Solute carriers (SLCs) are proteins that transport essential molecules across cellular membranes. Hence, they play a crucial role in maintaining homeostasis in the body. Mutations in SLC genes, or in genes that regulate their expression and delivery to the cell surface, have been linked to various human diseases. In most cases, these mutations impair the transport function of the protein, and this loss of activity causes the disease symptoms. The current project focuses on a promising therapeutic approach: positive allosteric modulation for SLC activation. An allosteric modulator of a solute carrier is a molecule that binds at a location that differs from where the carrier normally binds its substrate.

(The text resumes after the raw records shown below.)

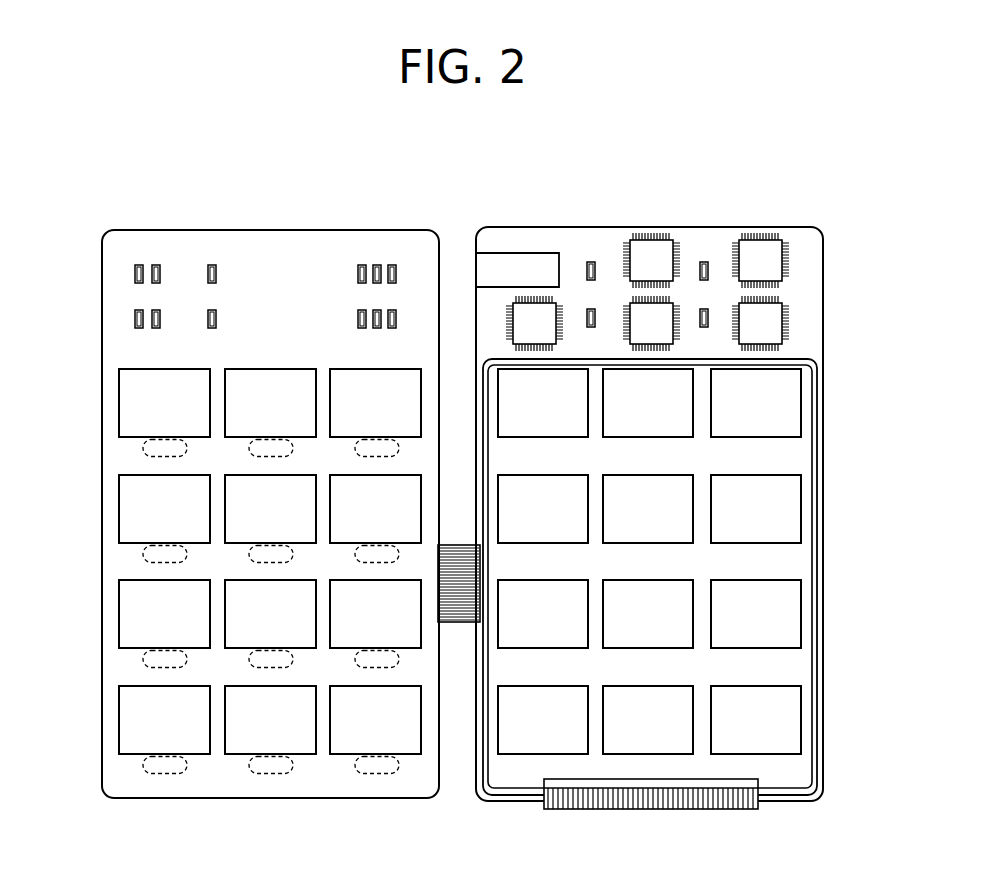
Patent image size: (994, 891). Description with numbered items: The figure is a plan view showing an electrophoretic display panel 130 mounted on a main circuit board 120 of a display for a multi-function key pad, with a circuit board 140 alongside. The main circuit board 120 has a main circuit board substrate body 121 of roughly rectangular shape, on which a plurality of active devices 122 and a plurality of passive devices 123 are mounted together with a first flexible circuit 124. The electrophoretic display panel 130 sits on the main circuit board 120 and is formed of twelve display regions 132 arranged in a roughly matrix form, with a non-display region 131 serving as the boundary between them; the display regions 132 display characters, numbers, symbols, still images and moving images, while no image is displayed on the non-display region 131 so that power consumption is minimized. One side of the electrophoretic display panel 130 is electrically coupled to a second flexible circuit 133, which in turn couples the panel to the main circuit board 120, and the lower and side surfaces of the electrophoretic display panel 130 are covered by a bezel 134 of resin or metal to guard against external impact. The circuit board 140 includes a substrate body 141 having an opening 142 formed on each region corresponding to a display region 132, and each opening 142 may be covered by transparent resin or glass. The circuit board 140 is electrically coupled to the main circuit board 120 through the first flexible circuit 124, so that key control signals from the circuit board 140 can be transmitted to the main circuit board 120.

The main circuit board 120 is at (787, 223).
The main circuit board substrate body 121 is at (716, 245).
The active devices 122 is at (647, 248).
The passive devices 123 is at (586, 268).
The first flexible circuit 124 is at (457, 612).
The electrophoretic display panel 130 is at (693, 577).
The non-display region 131 is at (698, 576).
The display regions 132 is at (788, 517).
The second flexible circuit 133 is at (622, 800).
The bezel 134 is at (818, 609).
The circuit board 140 is at (339, 225).
The substrate body 141 is at (270, 245).
The opening 142 is at (130, 402).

A positive allosteric modulator increases this activity, making the protein work more efficiently. While several allosteric binding sites were identified on proteins in the SLC6 family, all known modulators discovered so far decrease transport activity, i.e., they work as brakes rather than accelerators. Recently, butyrate was identified as a positive allosteric modulator of the serotonin transporter. Our preliminary experiments show that butyrate and a related compound, 4-hydroxybutyrate, also activate norepinephrine transporter (NET). This discovery demonstrates that NET has a binding site for positive allosteric modulators that can be targeted by organic molecules. Focusing on NET has important medical relevance because several clinical syndromes result from reduced NET activity. This project will investigate the mechanism by which butyrate enhances the transport of molecules through NET. To this end, we will use an electrophysiology technique called patch clamping, which allows monitoring NET function in real time. Patch clamp recordings will help to understand how butyrate influences the different steps of the transport process of NET. We will test a series of compounds with chemical structures similar to butyrate to identify high-affinity activators of NET. For this we will establish a high-throughput screen that allows testing a large number of compounds. The insights gained from this work will be valuable beyond NET. The principles we discover about how positive allosteric modulators work should apply to other members of the solute carrier family. Similarly, the screening assay we will develop can be adapted to search for activators of other transporters whose malfunction causes disease.